Therapeutic failure is one of the most feared outcomes in research and clinical practice. However, in the context of reverse translation, therapeutic failure represents an opportunity to identify new therapeutic targets and novel biomarkers of drug response. This change in attitude toward therapeutic failure is embraced by Becker and Funk4 in their commentary on the active role of reverse translation in the advancement of therapeutics for the treatment of rare rheumatologic disorders.
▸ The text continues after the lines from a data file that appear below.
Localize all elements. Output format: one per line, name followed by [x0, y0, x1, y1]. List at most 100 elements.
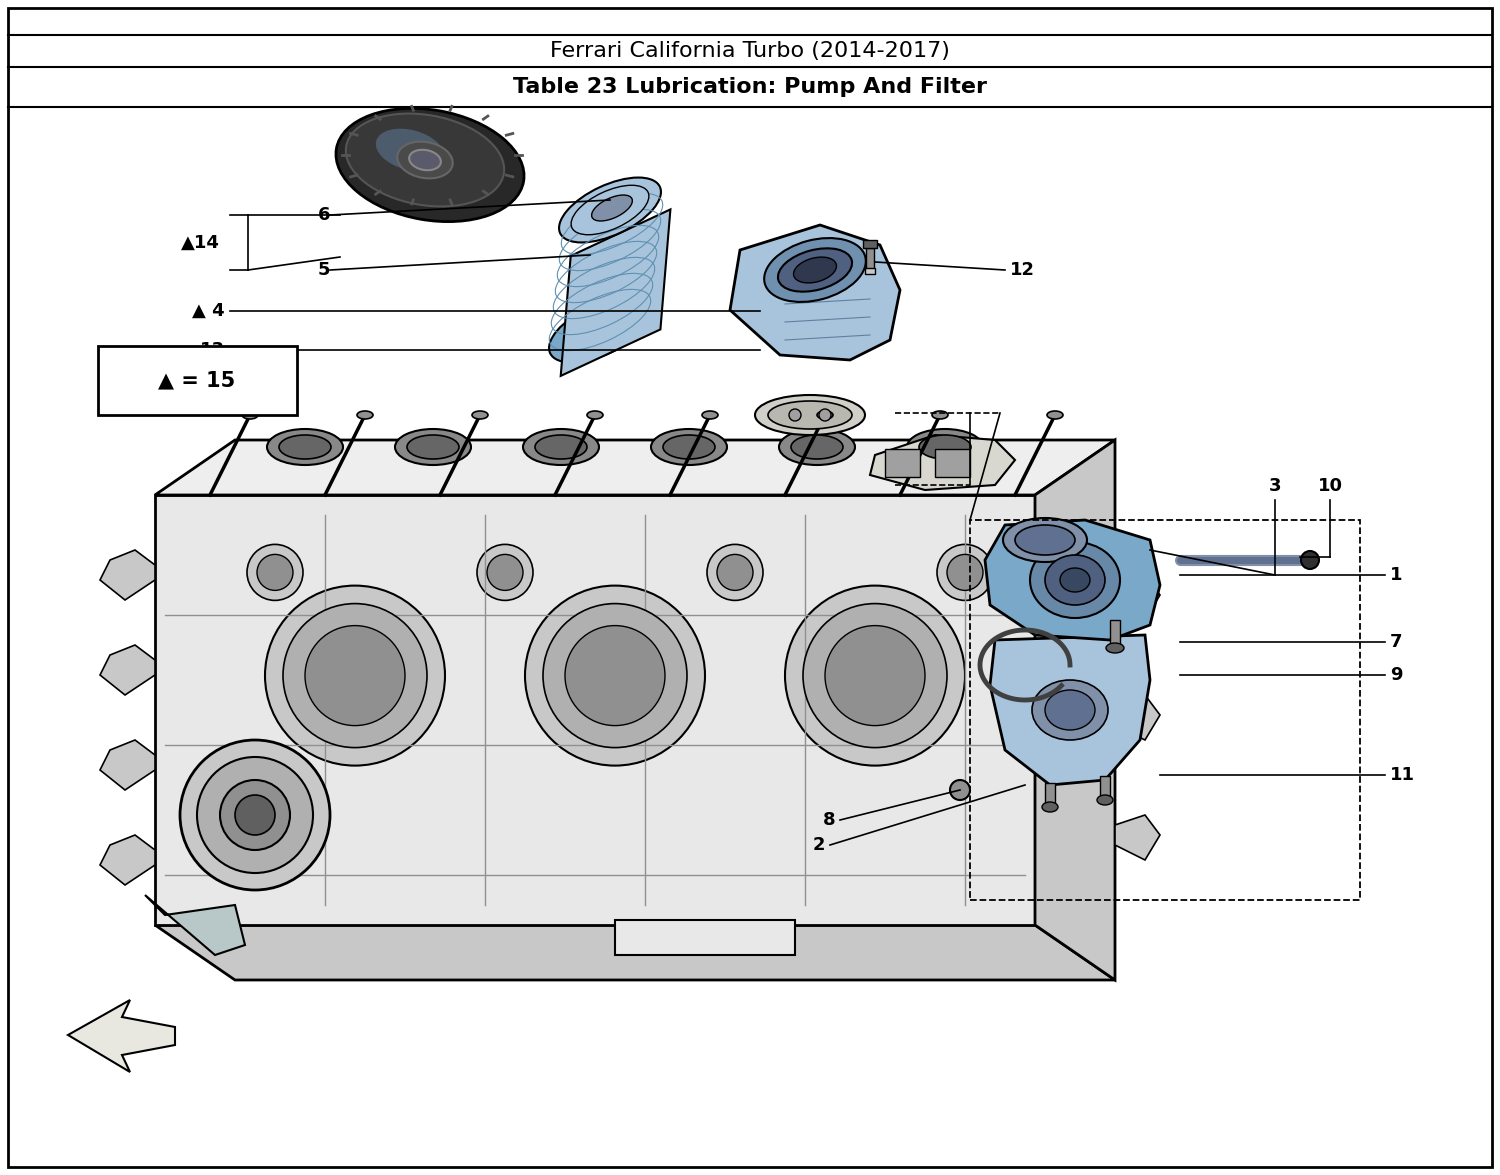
Ellipse shape [950, 780, 970, 800]
Bar [1046, 783, 1054, 807]
Polygon shape [1114, 575, 1160, 620]
Ellipse shape [702, 411, 718, 419]
Bar [1110, 620, 1120, 647]
Polygon shape [146, 895, 244, 955]
Ellipse shape [1032, 680, 1108, 740]
Text: 3: 3 [1269, 477, 1281, 495]
Ellipse shape [304, 625, 405, 726]
Ellipse shape [818, 411, 833, 419]
Ellipse shape [651, 429, 728, 465]
Ellipse shape [256, 555, 292, 590]
Ellipse shape [754, 395, 865, 435]
Bar [865, 268, 874, 274]
Ellipse shape [789, 409, 801, 421]
Polygon shape [68, 1000, 176, 1072]
Ellipse shape [938, 544, 993, 600]
Ellipse shape [920, 435, 970, 459]
Text: 2: 2 [813, 835, 825, 854]
Ellipse shape [1016, 525, 1076, 555]
Ellipse shape [1046, 555, 1106, 605]
Ellipse shape [932, 411, 948, 419]
Ellipse shape [946, 555, 982, 590]
Ellipse shape [279, 435, 332, 459]
Ellipse shape [242, 411, 258, 419]
Ellipse shape [764, 239, 865, 302]
Ellipse shape [394, 429, 471, 465]
Ellipse shape [472, 411, 488, 419]
Ellipse shape [248, 544, 303, 600]
Ellipse shape [790, 435, 843, 459]
Text: Ferrari California Turbo (2014-2017): Ferrari California Turbo (2014-2017) [550, 41, 950, 61]
Ellipse shape [398, 142, 453, 179]
Ellipse shape [406, 435, 459, 459]
Ellipse shape [410, 149, 441, 170]
Ellipse shape [586, 411, 603, 419]
Ellipse shape [524, 429, 599, 465]
Polygon shape [100, 740, 154, 790]
Ellipse shape [549, 297, 651, 362]
FancyBboxPatch shape [98, 345, 297, 415]
Polygon shape [561, 209, 670, 376]
Polygon shape [100, 645, 154, 694]
Polygon shape [154, 439, 1114, 495]
Ellipse shape [819, 409, 831, 421]
Ellipse shape [220, 780, 290, 850]
Ellipse shape [488, 555, 524, 590]
Text: ▲14: ▲14 [182, 234, 220, 251]
Ellipse shape [825, 625, 926, 726]
Ellipse shape [357, 411, 374, 419]
Text: Table 23 Lubrication: Pump And Filter: Table 23 Lubrication: Pump And Filter [513, 78, 987, 98]
Bar [154, 495, 1035, 925]
Ellipse shape [572, 186, 650, 235]
Polygon shape [100, 550, 154, 600]
Text: 8: 8 [822, 811, 836, 830]
Ellipse shape [794, 257, 837, 283]
Ellipse shape [376, 129, 444, 172]
Ellipse shape [560, 177, 662, 242]
Ellipse shape [536, 435, 586, 459]
Ellipse shape [477, 544, 532, 600]
Ellipse shape [1047, 411, 1064, 419]
Text: ▲ 4: ▲ 4 [192, 302, 225, 320]
Polygon shape [870, 435, 1016, 490]
Bar [862, 240, 877, 248]
Polygon shape [986, 521, 1160, 640]
Ellipse shape [1042, 803, 1058, 812]
Ellipse shape [236, 795, 274, 835]
Text: 9: 9 [1390, 666, 1402, 684]
Polygon shape [1114, 815, 1160, 860]
Bar [1100, 776, 1110, 800]
Ellipse shape [284, 604, 428, 747]
Ellipse shape [543, 604, 687, 747]
Polygon shape [730, 224, 900, 360]
Ellipse shape [778, 429, 855, 465]
Ellipse shape [346, 114, 504, 207]
Bar [970, 521, 1360, 900]
Ellipse shape [717, 555, 753, 590]
Ellipse shape [1030, 542, 1120, 618]
Text: ▲ = 15: ▲ = 15 [159, 370, 236, 390]
Text: 12: 12 [1010, 261, 1035, 278]
Ellipse shape [1046, 690, 1095, 730]
Ellipse shape [1096, 795, 1113, 805]
Ellipse shape [336, 108, 524, 222]
Ellipse shape [267, 429, 344, 465]
Ellipse shape [784, 585, 964, 766]
Ellipse shape [1300, 551, 1318, 569]
Polygon shape [990, 634, 1150, 785]
Ellipse shape [1060, 568, 1090, 592]
Text: 5: 5 [318, 261, 330, 278]
Text: 10: 10 [1317, 477, 1342, 495]
Polygon shape [1114, 694, 1160, 740]
Ellipse shape [591, 195, 633, 221]
Ellipse shape [180, 740, 330, 889]
Ellipse shape [778, 248, 852, 291]
Bar [934, 449, 970, 477]
Ellipse shape [266, 585, 446, 766]
Ellipse shape [1106, 643, 1124, 653]
Text: 11: 11 [1390, 766, 1414, 784]
Text: 13: 13 [200, 341, 225, 360]
Polygon shape [615, 920, 795, 955]
Text: 1: 1 [1390, 566, 1402, 584]
Polygon shape [100, 835, 154, 885]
Shifting the focus from therapeutic failures to recent anticancer successes at the regulatory level, Faucette et al.5 distills the comprehensive biopharmacologic evidence submitted to the FDA for approval of oncology new molecular entities to a practical framework intended to expedite the clinical development and regulatory submission of future oncology drugs. The framework advocates for careful consideration of the benefit‐to‐risk profile and dose justification of new molecular entities for the general population, as well as for select patient subpopulations based on age, race, organ function, genotype and concomitant medication use, recognizing the importance of real‐world interindividual variability to drug response.

In addition to successfully integrating regulatory science, reverse translation also encompasses quantitative systems biology, as explained by Edginton6 in her commentary on the successful application of physiologically based pharmacokinetic models to inform variability in drug response, including adverse events and potentially fatal toxicities.

EMBRACING VARIABILITY IN DRUG RESPONSE

Dissecting the origins of the inherent variability in the human drug response is the cornerstone of reverse translation. Thus, it comes as no surprise that genome‐wide and phenome‐wide association studies fall under the umbrella term “reverse translation.” In their timely review of the application of genome‐wide and phenome‐wide association studies, methodologies to real‐world data, Robinson et al.7 eloquently explain how the electronic health record, the bioinformatics engine of today's busy medical practice, can be leveraged as a readily accessible, powerful, convenient tool for the collection of real‐world longitudinal pharmacokinetic and pharmacodynamic data to inform drug development, personalization, and repurposing. Expect more to come from this emerging reverse translation discipline of electronic health record/real‐world data‐informed therapeutics research in the near future.

In summary, Nobel Prize laureate, Sydney Brenner, provides the best contextualization for reverse translation: “we don't have to look for model organisms anymore, because we are the model organism.”1 The reverse translation issue of Clinical and Translational Science honors this ode to Homo sapiens.

Conflict of Interest

The author declared no conflicts of interest.